Frank Rich recalls the 1962 film “Advise and Consent” directed by Otto Preminger that was based on the novel by Allen Drury. It was the first film to bring up the storyline of closeted right wingers in Washington, and notes the parallel to recent news stories.
It’s a virulent animosity toward gay people that really unites the leaders of the anti-“activist” judiciary crusade, not any intellectually coherent legal theory (they’re for judicial activism when it might benefit them in Florida). Their campaign menaces the country on a grander scale than Drury and Preminger ever could have imagined: it uses gay people as cannon fodder on the way to its greater goal of taking down a branch of government that is crucial to the constitutional checks and balances that “Advise and Consent” so powerfully extols.
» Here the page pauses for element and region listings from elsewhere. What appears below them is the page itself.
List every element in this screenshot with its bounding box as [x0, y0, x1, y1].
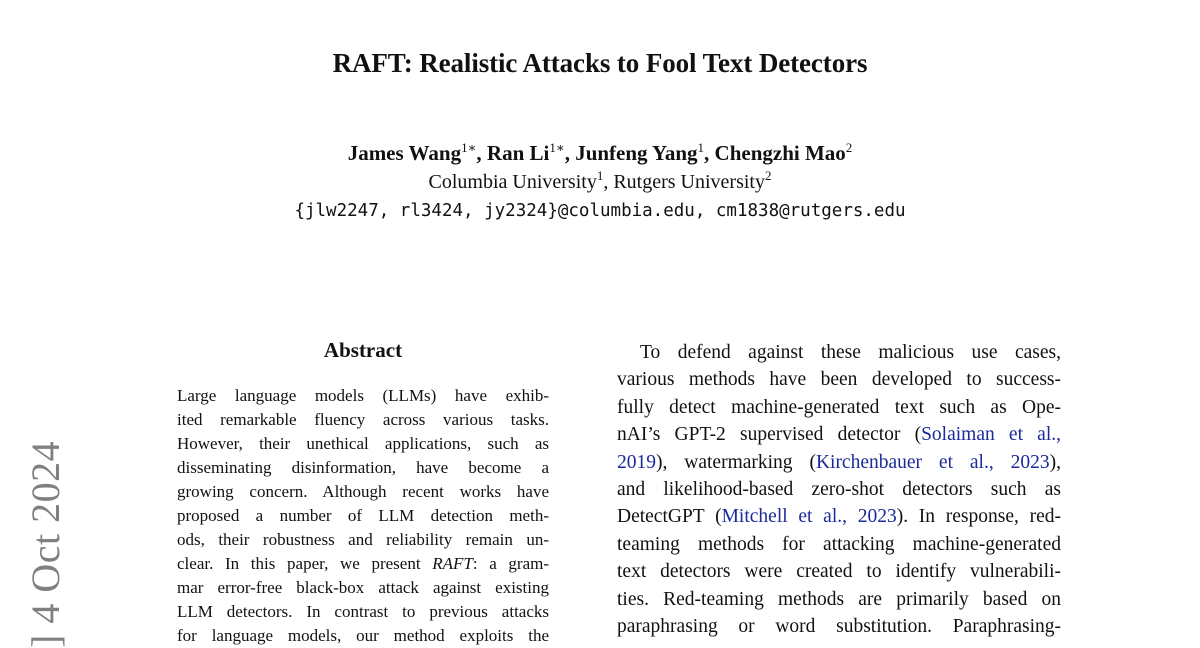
abstract-line: ited remarkable fluency across various tasks. — [177, 410, 549, 429]
abstract-line: growing concern. Although recent works have — [177, 482, 549, 501]
paper-title: RAFT: Realistic Attacks to Fool Text Detectors — [332, 48, 868, 78]
abstract-line — [177, 552, 549, 576]
intro-line: paraphrasing or word substitution. Paraphrasing- — [617, 616, 1061, 638]
author-name: Junfeng Yang — [575, 141, 698, 165]
affiliation-sup: 1 — [596, 168, 604, 183]
affiliations: Columbia University$^1$, Rutgers University$^2$ — [428, 168, 772, 193]
intro-line: and likelihood-based zero-shot detectors such as — [617, 479, 1061, 501]
intro-line: To defend against these malicious use cases, — [640, 342, 1061, 363]
intro-line: teaming methods for attacking machine-generated — [617, 533, 1061, 555]
abstract-heading: Abstract — [323, 338, 403, 362]
author-list: James Wang$^{1∗}$, Ran $Li^{1∗}$, Junfeng Yang$^1$, Chengzhi Mao$^2$ — [347, 140, 853, 165]
abstract-line: ods, their robustness and reliability remain un- — [177, 530, 549, 549]
abstract-line-text: : a gram- — [472, 554, 549, 573]
abstract-line: proposed a number of LLM detection meth- — [177, 506, 549, 525]
citation-link-mitchell[interactable]: Mitchell et al., 2023 — [721, 506, 897, 528]
intro-line — [617, 503, 1061, 530]
author-sup: 2 — [845, 140, 853, 155]
intro-line: text detectors were created to identify vulnerabili- — [617, 561, 1061, 583]
abstract-line: disseminating disinformation, have become a — [177, 458, 549, 477]
abstract-line: Large language models (LLMs) have exhib- — [177, 386, 549, 405]
citation-link-kirchenbauer[interactable]: Kirchenbauer et al., 2023 — [815, 451, 1050, 473]
abstract-line: LLM detectors. In contrast to previous attacks — [177, 602, 549, 621]
intro-text: nAI’s GPT-2 supervised detector ( — [617, 424, 922, 446]
abstract-line: mar error-free black-box attack against existing — [177, 578, 549, 597]
author-sup: 1 — [697, 140, 705, 155]
intro-line: ties. Red-teaming methods are primarily based on — [617, 588, 1061, 610]
author-sup: 1∗ — [549, 140, 565, 155]
affiliation-name: Columbia University — [428, 171, 597, 193]
raft-name: RAFT — [432, 554, 473, 573]
intro-column — [617, 339, 1061, 640]
author-emails: {jlw2247, rl3424, jy2324}@columbia.edu, cm1838@rutgers.edu — [294, 201, 906, 221]
intro-line: various methods have been developed to success- — [617, 369, 1061, 391]
arxiv-date-stamp: ] 4 Oct 2024 — [23, 440, 68, 648]
citation-link-solaiman[interactable]: Solaiman et al., — [921, 424, 1061, 446]
author-sup: 1∗ — [461, 140, 477, 155]
abstract-line: However, their unethical applications, such as — [177, 434, 549, 453]
intro-text: ), watermarking ( — [656, 451, 816, 473]
author-name: Ran Li — [486, 141, 550, 165]
affiliation-sup: 2 — [764, 168, 772, 183]
intro-text: ). In response, red- — [896, 506, 1061, 528]
author-name: Chengzhi Mao — [714, 141, 846, 165]
intro-line — [617, 449, 1061, 476]
intro-text: DetectGPT ( — [617, 506, 722, 528]
abstract-line: for language models, our method exploits the — [177, 626, 549, 645]
abstract-body — [177, 384, 549, 648]
affiliation-name: Rutgers University — [613, 171, 765, 193]
abstract-line-text: clear. In this paper, we present — [177, 554, 433, 573]
intro-line — [617, 421, 1061, 448]
author-name: James Wang — [347, 141, 462, 165]
intro-text: ), — [1049, 451, 1061, 473]
intro-line: fully detect machine-generated text such as Ope- — [617, 396, 1061, 418]
citation-link-solaiman-year[interactable]: 2019 — [617, 451, 656, 473]
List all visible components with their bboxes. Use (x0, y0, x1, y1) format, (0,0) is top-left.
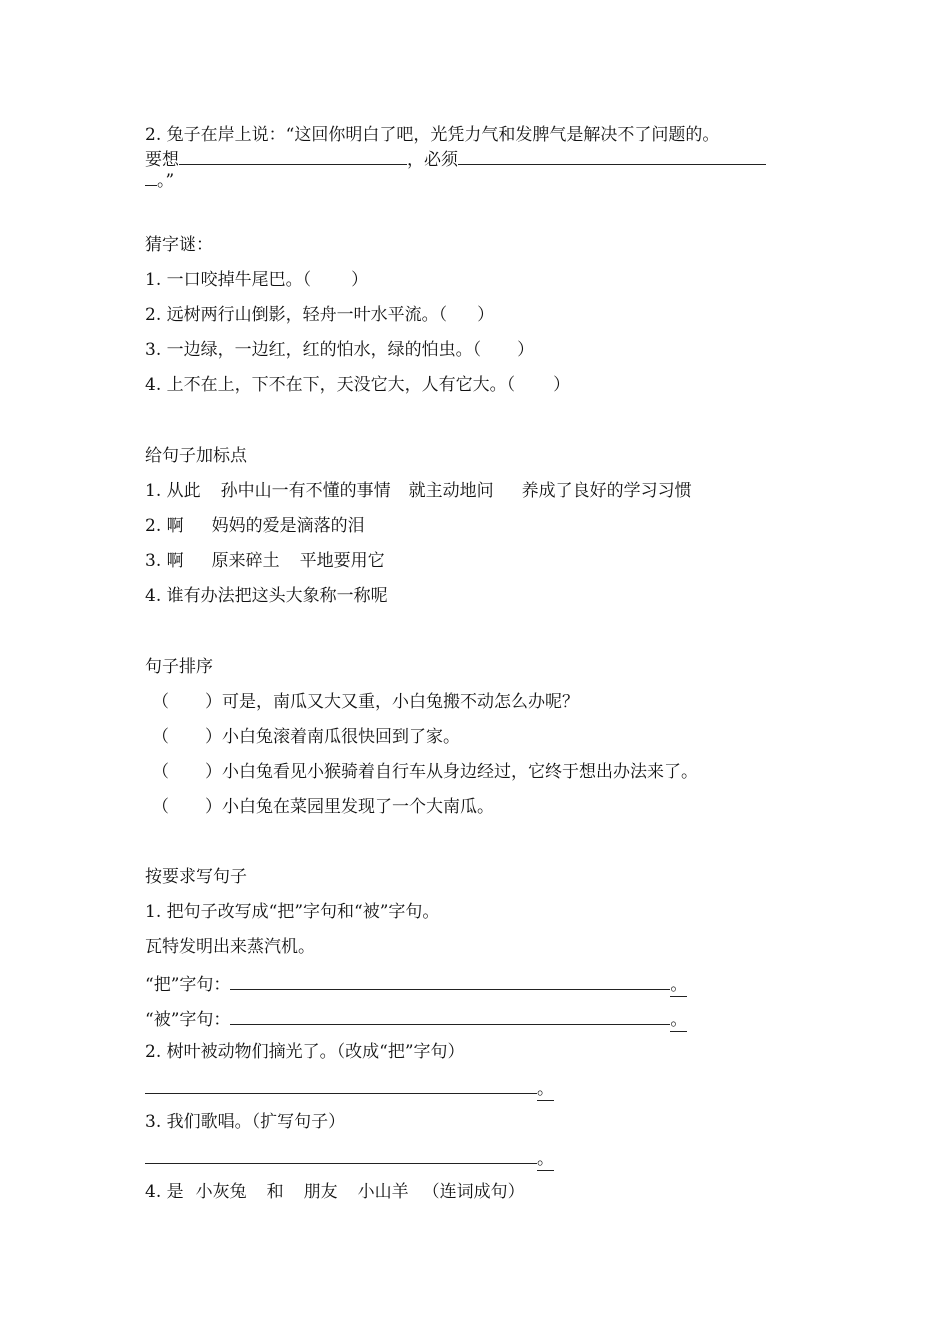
q2-line1: 2. 兔子在岸上说：“这回你明白了吧，光凭力气和发脾气是解决不了问题的。 (145, 125, 720, 145)
punct-fragment: 3. 啊 (145, 551, 184, 571)
riddle-item (145, 269, 368, 291)
punctuation-item (145, 550, 385, 572)
rewrite-q4 (145, 1181, 525, 1203)
q2-blank-3[interactable] (145, 167, 157, 186)
q2-yaoxiang: 要想 (145, 150, 179, 170)
punct-fragment: 就主动地问 (408, 481, 494, 501)
order-close: ） (205, 727, 222, 747)
punct-fragment: 平地要用它 (299, 551, 385, 571)
q2-blank-1[interactable] (179, 146, 407, 165)
order-open: （ (152, 692, 169, 712)
punct-fragment: 妈妈的爱是滴落的泪 (211, 516, 365, 536)
rewrite-q3: 3. 我们歌唱。（扩写句子） (145, 1112, 346, 1132)
q4-word: 小灰兔 (195, 1182, 247, 1202)
punctuation-item (145, 515, 365, 537)
order-close: ） (205, 797, 222, 817)
order-sentence: 小白兔在菜园里发现了一个大南瓜。 (222, 797, 494, 817)
ba-label: “把”字句： (145, 975, 231, 995)
bei-sentence-row (145, 1006, 687, 1032)
rewrite-title: 按要求写句子 (145, 867, 247, 887)
rewrite-q1: 1. 把句子改写成“把”字句和“被”字句。 (145, 902, 440, 922)
q4-word: 4. 是 (145, 1182, 184, 1202)
ordering-item (152, 691, 579, 713)
q2-period: 。 (537, 1079, 554, 1099)
q2-answer-row (145, 1075, 554, 1101)
q3-answer-line[interactable] (145, 1145, 537, 1164)
riddle-close: ） (517, 340, 535, 360)
ba-period: 。 (670, 975, 688, 995)
q2-blank-2[interactable] (458, 146, 766, 165)
order-sentence: 小白兔滚着南瓜很快回到了家。 (222, 727, 460, 747)
punctuation-item (145, 585, 388, 607)
q2-answer-line[interactable] (145, 1075, 537, 1094)
punct-fragment: 4. 谁有办法把这头大象称一称呢 (145, 586, 388, 606)
order-close: ） (205, 762, 222, 782)
punctuation-title: 给句子加标点 (145, 446, 247, 466)
riddle-close: ） (477, 305, 495, 325)
q2-line2 (145, 146, 766, 171)
punct-fragment: 原来碎土 (211, 551, 280, 571)
order-open: （ (152, 797, 169, 817)
q3-answer-row (145, 1145, 554, 1171)
ordering-item (152, 761, 698, 783)
q4-word: 小山羊 (357, 1182, 409, 1202)
order-close: ） (205, 692, 222, 712)
bei-label: “被”字句： (145, 1010, 231, 1030)
bei-answer-line[interactable] (230, 1006, 670, 1025)
q2-bixu: ，必须 (407, 150, 458, 170)
q3-period: 。 (537, 1149, 554, 1169)
order-open: （ (152, 762, 169, 782)
riddle-close: ） (351, 270, 369, 290)
ba-sentence-row (145, 971, 687, 997)
ba-answer-line[interactable] (230, 971, 670, 990)
q4-hint: （连词成句） (422, 1182, 525, 1202)
order-sentence: 小白兔看见小猴骑着自行车从身边经过，它终于想出办法来了。 (222, 762, 698, 782)
q4-word: 和 (266, 1182, 284, 1202)
order-sentence: 可是，南瓜又大又重，小白兔搬不动怎么办呢？ (222, 692, 579, 712)
riddles-title: 猜字谜： (145, 235, 213, 255)
riddle-text: 3. 一边绿，一边红，红的怕水，绿的怕虫。（ (145, 340, 482, 360)
punct-fragment: 孙中山一有不懂的事情 (220, 481, 391, 501)
q2-close: 。” (157, 171, 175, 191)
riddle-close: ） (553, 375, 571, 395)
ordering-item (152, 796, 494, 818)
riddle-item (145, 374, 570, 396)
punct-fragment: 2. 啊 (145, 516, 184, 536)
punctuation-item (145, 480, 692, 502)
riddle-item (145, 304, 494, 326)
riddle-text: 2. 远树两行山倒影，轻舟一叶水平流。（ (145, 305, 448, 325)
punct-fragment: 养成了良好的学习习惯 (521, 481, 692, 501)
riddle-item (145, 339, 534, 361)
ordering-title: 句子排序 (145, 657, 213, 677)
order-open: （ (152, 727, 169, 747)
ordering-item (152, 726, 460, 748)
riddle-text: 4. 上不在上，下不在下，天没它大，人有它大。（ (145, 375, 516, 395)
rewrite-q2: 2. 树叶被动物们摘光了。（改成“把”字句） (145, 1042, 465, 1062)
rewrite-q1-sentence: 瓦特发明出来蒸汽机。 (145, 937, 315, 957)
riddle-text: 1. 一口咬掉牛尾巴。（ (145, 270, 312, 290)
q4-word: 朋友 (303, 1182, 338, 1202)
bei-period: 。 (670, 1010, 688, 1030)
punct-fragment: 1. 从此 (145, 481, 201, 501)
q2-line3 (145, 167, 174, 192)
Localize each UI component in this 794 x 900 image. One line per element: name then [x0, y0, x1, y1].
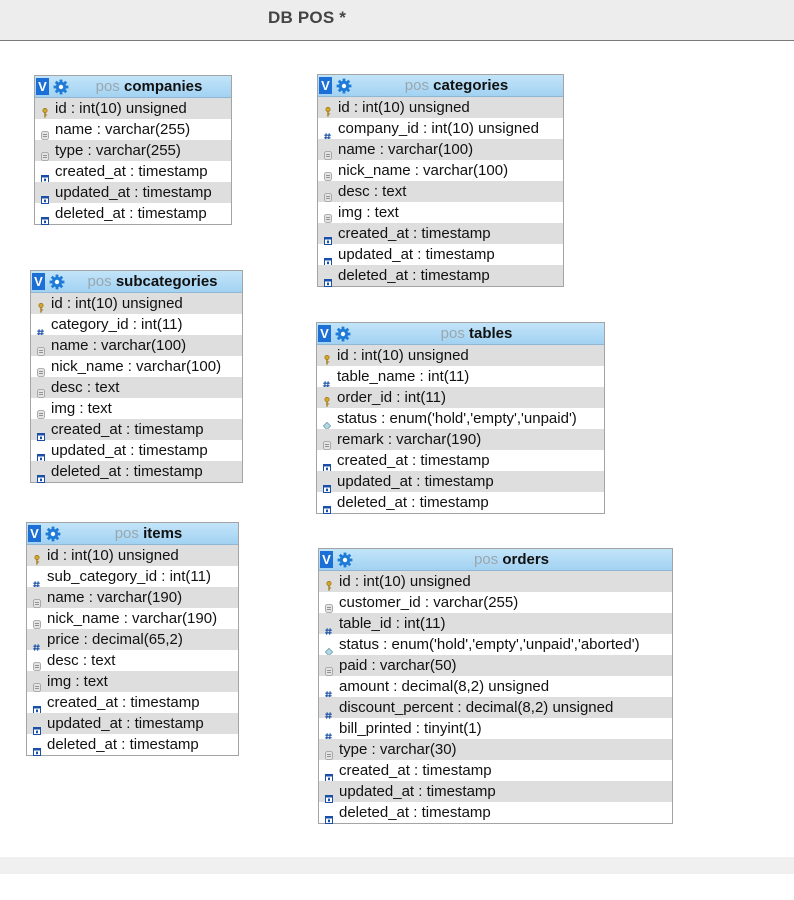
text-field-icon — [37, 362, 45, 371]
gear-icon[interactable] — [44, 525, 62, 543]
column-definition: created_at : timestamp — [55, 163, 208, 180]
text-field-icon — [41, 146, 49, 155]
table-title — [353, 326, 600, 342]
table-header[interactable] — [31, 271, 242, 293]
text-field-icon — [37, 341, 45, 350]
column-list — [318, 97, 563, 286]
column-row[interactable] — [319, 802, 672, 823]
timestamp-icon — [325, 809, 333, 817]
table-name: items — [143, 525, 183, 542]
table-header[interactable] — [318, 75, 563, 97]
timestamp-icon — [323, 478, 331, 486]
timestamp-icon — [37, 426, 45, 434]
text-field-icon — [324, 166, 332, 175]
schema-name: pos — [114, 525, 139, 542]
column-row[interactable] — [35, 98, 231, 119]
table-header[interactable] — [35, 76, 231, 98]
toggle-columns-button[interactable]: V — [32, 273, 45, 290]
column-row[interactable] — [35, 203, 231, 224]
timestamp-icon — [325, 767, 333, 775]
column-row[interactable] — [317, 450, 604, 471]
text-field-icon — [325, 661, 333, 670]
column-definition: created_at : timestamp — [337, 452, 490, 469]
index-icon — [325, 683, 332, 690]
column-definition: id : int(10) unsigned — [51, 295, 183, 312]
column-definition: desc : text — [51, 379, 120, 396]
text-field-icon — [33, 677, 41, 686]
column-row[interactable] — [317, 387, 604, 408]
timestamp-icon — [41, 168, 49, 176]
primary-key-icon — [325, 102, 331, 112]
column-row[interactable] — [318, 181, 563, 202]
column-row[interactable] — [31, 356, 242, 377]
column-row[interactable] — [319, 676, 672, 697]
column-definition: updated_at : timestamp — [55, 184, 212, 201]
column-definition: customer_id : varchar(255) — [339, 594, 519, 611]
column-row[interactable] — [27, 608, 238, 629]
column-row[interactable] — [318, 244, 563, 265]
text-field-icon — [323, 435, 331, 444]
column-definition: type : varchar(255) — [55, 142, 181, 159]
toggle-columns-button[interactable]: V — [320, 551, 333, 568]
gear-icon[interactable] — [48, 273, 66, 291]
column-row[interactable] — [317, 429, 604, 450]
column-definition: discount_percent : decimal(8,2) unsigned — [339, 699, 614, 716]
primary-key-icon — [38, 298, 44, 308]
column-row[interactable] — [317, 471, 604, 492]
column-definition: nick_name : varchar(100) — [51, 358, 222, 375]
column-row[interactable] — [319, 697, 672, 718]
column-definition: price : decimal(65,2) — [47, 631, 183, 648]
column-definition: updated_at : timestamp — [339, 783, 496, 800]
table-title — [71, 79, 227, 95]
table-name: categories — [433, 77, 509, 94]
column-definition: name : varchar(100) — [51, 337, 187, 354]
column-row[interactable] — [27, 629, 238, 650]
column-row[interactable] — [317, 408, 604, 429]
column-row[interactable] — [318, 265, 563, 286]
column-definition: img : text — [51, 400, 112, 417]
column-row[interactable] — [31, 461, 242, 482]
top-bar — [0, 0, 794, 41]
column-row[interactable] — [27, 713, 238, 734]
index-icon — [325, 725, 332, 732]
timestamp-icon — [41, 210, 49, 218]
schema-name: pos — [95, 78, 120, 95]
table-tables[interactable] — [316, 322, 605, 514]
column-definition: desc : text — [47, 652, 116, 669]
column-row[interactable] — [27, 545, 238, 566]
timestamp-icon — [33, 741, 41, 749]
table-name: companies — [123, 78, 203, 95]
table-header[interactable] — [319, 549, 672, 571]
column-definition: company_id : int(10) unsigned — [338, 120, 539, 137]
table-companies[interactable] — [34, 75, 232, 225]
gear-icon[interactable] — [335, 77, 353, 95]
column-row[interactable] — [31, 377, 242, 398]
column-definition: order_id : int(11) — [337, 389, 446, 406]
column-row[interactable] — [319, 613, 672, 634]
table-title — [355, 552, 668, 568]
column-row[interactable] — [31, 293, 242, 314]
column-definition: name : varchar(255) — [55, 121, 191, 138]
page-title: DB POS * — [268, 8, 347, 27]
column-row[interactable] — [27, 650, 238, 671]
index-icon — [33, 573, 40, 580]
column-definition: category_id : int(11) — [51, 316, 183, 333]
column-definition: status : enum('hold','empty','unpaid') — [337, 410, 577, 427]
column-row[interactable] — [35, 161, 231, 182]
column-row[interactable] — [31, 335, 242, 356]
toggle-columns-button[interactable]: V — [319, 77, 332, 94]
column-definition: updated_at : timestamp — [51, 442, 208, 459]
index-icon — [324, 125, 331, 132]
column-row[interactable] — [317, 345, 604, 366]
column-definition: nick_name : varchar(100) — [338, 162, 509, 179]
column-row[interactable] — [318, 139, 563, 160]
column-definition: updated_at : timestamp — [338, 246, 495, 263]
timestamp-icon — [33, 720, 41, 728]
column-definition: created_at : timestamp — [338, 225, 491, 242]
bottom-scroll-area — [0, 857, 794, 874]
text-field-icon — [325, 598, 333, 607]
column-definition: bill_printed : tinyint(1) — [339, 720, 482, 737]
table-name: orders — [502, 551, 550, 568]
table-title — [354, 78, 559, 94]
index-icon — [37, 321, 44, 328]
timestamp-icon — [33, 699, 41, 707]
column-definition: name : varchar(190) — [47, 589, 183, 606]
enum-icon — [323, 415, 331, 423]
column-definition: amount : decimal(8,2) unsigned — [339, 678, 550, 695]
column-row[interactable] — [27, 587, 238, 608]
column-list — [27, 545, 238, 755]
column-definition: sub_category_id : int(11) — [47, 568, 211, 585]
column-definition: deleted_at : timestamp — [338, 267, 490, 284]
text-field-icon — [33, 656, 41, 665]
table-title — [63, 526, 234, 542]
column-row[interactable] — [27, 692, 238, 713]
column-row[interactable] — [317, 492, 604, 513]
column-row[interactable] — [319, 592, 672, 613]
column-row[interactable] — [318, 97, 563, 118]
column-definition: deleted_at : timestamp — [51, 463, 203, 480]
enum-icon — [325, 641, 333, 649]
column-definition: img : text — [47, 673, 108, 690]
timestamp-icon — [323, 499, 331, 507]
column-row[interactable] — [31, 314, 242, 335]
column-row[interactable] — [319, 781, 672, 802]
text-field-icon — [33, 614, 41, 623]
primary-key-icon — [324, 392, 330, 402]
column-row[interactable] — [319, 634, 672, 655]
column-row[interactable] — [35, 140, 231, 161]
toggle-columns-button[interactable]: V — [318, 325, 331, 342]
timestamp-icon — [37, 468, 45, 476]
gear-icon[interactable] — [52, 78, 70, 96]
index-icon — [325, 620, 332, 627]
timestamp-icon — [41, 189, 49, 197]
column-definition: status : enum('hold','empty','unpaid','aborted') — [339, 636, 640, 653]
gear-icon[interactable] — [334, 325, 352, 343]
table-categories[interactable] — [317, 74, 564, 287]
column-definition: created_at : timestamp — [47, 694, 200, 711]
text-field-icon — [41, 125, 49, 134]
column-row[interactable] — [31, 398, 242, 419]
column-row[interactable] — [319, 655, 672, 676]
text-field-icon — [324, 187, 332, 196]
toggle-columns-button[interactable]: V — [28, 525, 41, 542]
table-title — [67, 274, 238, 290]
column-definition: desc : text — [338, 183, 407, 200]
primary-key-icon — [42, 103, 48, 113]
timestamp-icon — [323, 457, 331, 465]
timestamp-icon — [325, 788, 333, 796]
column-row[interactable] — [318, 118, 563, 139]
index-icon — [325, 704, 332, 711]
schema-name: pos — [404, 77, 429, 94]
text-field-icon — [325, 745, 333, 754]
column-row[interactable] — [27, 671, 238, 692]
column-definition: id : int(10) unsigned — [47, 547, 179, 564]
text-field-icon — [33, 593, 41, 602]
column-definition: deleted_at : timestamp — [47, 736, 199, 753]
column-definition: deleted_at : timestamp — [337, 494, 489, 511]
column-definition: deleted_at : timestamp — [339, 804, 491, 821]
column-definition: updated_at : timestamp — [337, 473, 494, 490]
column-list — [319, 571, 672, 823]
column-row[interactable] — [319, 718, 672, 739]
column-definition: table_name : int(11) — [337, 368, 470, 385]
table-name: subcategories — [115, 273, 218, 290]
index-icon — [33, 636, 40, 643]
timestamp-icon — [324, 272, 332, 280]
column-definition: id : int(10) unsigned — [55, 100, 187, 117]
column-row[interactable] — [318, 160, 563, 181]
column-row[interactable] — [319, 760, 672, 781]
column-definition: created_at : timestamp — [339, 762, 492, 779]
column-row[interactable] — [319, 739, 672, 760]
column-row[interactable] — [318, 223, 563, 244]
column-definition: paid : varchar(50) — [339, 657, 457, 674]
column-row[interactable] — [35, 182, 231, 203]
column-row[interactable] — [318, 202, 563, 223]
column-definition: type : varchar(30) — [339, 741, 457, 758]
column-row[interactable] — [27, 734, 238, 755]
table-subcategories[interactable] — [30, 270, 243, 483]
schema-name: pos — [440, 325, 465, 342]
column-definition: id : int(10) unsigned — [338, 99, 470, 116]
column-definition: deleted_at : timestamp — [55, 205, 207, 222]
column-row[interactable] — [27, 566, 238, 587]
column-list — [31, 293, 242, 482]
timestamp-icon — [324, 251, 332, 259]
primary-key-icon — [324, 350, 330, 360]
column-definition: updated_at : timestamp — [47, 715, 204, 732]
primary-key-icon — [326, 576, 332, 586]
toggle-columns-button[interactable]: V — [36, 78, 49, 95]
table-name: tables — [469, 325, 513, 342]
schema-name: pos — [87, 273, 112, 290]
primary-key-icon — [34, 550, 40, 560]
table-orders[interactable] — [318, 548, 673, 824]
column-row[interactable] — [35, 119, 231, 140]
column-list — [35, 98, 231, 224]
index-icon — [323, 373, 330, 380]
text-field-icon — [324, 208, 332, 217]
text-field-icon — [324, 145, 332, 154]
timestamp-icon — [37, 447, 45, 455]
column-row[interactable] — [31, 419, 242, 440]
table-header[interactable] — [27, 523, 238, 545]
text-field-icon — [37, 404, 45, 413]
table-items[interactable] — [26, 522, 239, 756]
timestamp-icon — [324, 230, 332, 238]
column-row[interactable] — [319, 571, 672, 592]
column-definition: id : int(10) unsigned — [339, 573, 471, 590]
column-definition: img : text — [338, 204, 399, 221]
column-definition: id : int(10) unsigned — [337, 347, 469, 364]
column-definition: created_at : timestamp — [51, 421, 204, 438]
column-row[interactable] — [317, 366, 604, 387]
table-header[interactable] — [317, 323, 604, 345]
column-definition: remark : varchar(190) — [337, 431, 482, 448]
column-definition: table_id : int(11) — [339, 615, 446, 632]
schema-name: pos — [473, 551, 499, 568]
column-row[interactable] — [31, 440, 242, 461]
column-list — [317, 345, 604, 513]
column-definition: name : varchar(100) — [338, 141, 474, 158]
text-field-icon — [37, 383, 45, 392]
gear-icon[interactable] — [336, 551, 354, 569]
column-definition: nick_name : varchar(190) — [47, 610, 218, 627]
What adds a peculiar dynamic to this anti-gay juggernaut is the continued emergence of gay people within its ranks. Allen Drury would have been incredulous if gay-baiters hounding his Utah senator had turned out to be gay themselves, but this has been a consistent pattern throughout the 30-year war. Terry Dolan, a closeted gay man, ran the National Conservative Political Action Committee, which as far back as 1980 was putting out fund-raising letters that said, “Our nation’s moral fiber is being weakened by the growing homosexual movement and the fanatical E.R.A. pushers (many of whom publicly brag they are lesbians).” (Dolan recanted and endorsed gay rights before he died of AIDS in 1986.) The latest boldface name to marry his same-sex partner in Massachusetts is Arthur Finkelstein, the political operative behind the electoral success of Jesse Helms, a senator so homophobic he voted in the minority of the 97-to-3 reauthorization of the Ryan White act for AIDS funding and treatment in 1995.
But surely the most arresting recent case is James E. West, the powerful Republican mayor of Spokane, Wash., whose double life has just been exposed by the local paper, The Spokesman-Review. Mr. West’s long, successful political career has been distinguished by his attempts to ban gay men and lesbians from schools and day care centers, to fire gay state employees, to deny City Hall benefits to domestic partners and to stifle AIDS-prevention education. The Spokesman-Review caught him trolling gay Web sites for young men and trying to lure them with gifts and favors. (He has denied accusations of abusing boys when he was a Boy Scout leader some 25 years ago.) Not unlike the Roy Cohn of “Angels in America” – who describes himself as “a heterosexual man” who has sex “with guys” – Mr. West has said he had “relations with adult men” but doesn’t “characterize” himself as gay. This is more than hypocrisy – it’s pathology.
Allen Drury might not have known what to make of Mr. West or of another odd tic in the 30-year war, the recurrent emergence of gay-baiting ideologues with openly gay children (Phyllis Schlafly, Randall Terry, Alan Keyes). According to Mr. Johnson’s fresh scholarship in “The Lavender Scare,” a likely inspiration for the gay plot line in Drury’s “Advise and Consent” was the real-life story of a Wyoming Democrat, Lester Hunt, who shot himself in his Senate office in 1954 after the Republican Campaign Committee threatened to make an issue of his gay son’s arrest in Lafayette Park on “morals charges.” Those were the dark ages, but it isn’t entirely progress that we now have a wider war on gay people, thinly disguised as a debate over the filibuster, cloaked in religion, and counting among its shock troops politicians as utterly bereft of moral bearings as James West.
There’s been a lot of hand-wringing over the question as to whether or not the Spokesman-Review violated journalistic ethics when it hired a computer expert to pose as a high school boy to chat with James West on Gay.com. Frankly, I don’t have a problem with it. The exposure of a hypocrite who had already done a great deal of damage to the gay community was a public service, not a moral quandry, and neither the Spokesman-Review — nor Mr. West — broke any laws in the process. (By the way, where were the defenders of privacy on the right when Linda Tripp made her taped conversations with Monica Lewinsky public?) I don’t believe in outing someone just for the sake of outing. A person’s sexual orientation is and should be irrelevant. But when a closeted homosexual makes a political career based on hypocrisy and inflicts his own pathological agenda on the public, I have no problem whatsovever with blasting him out of the closet and subjecting him to the scorn he so richly deserves; not because he is homosexual — hell, he should be proud of that — but because he has achieved success and prominence by being a new kind of sexual predator: one who preys on his own kind to achieve his own selfish political ambitions.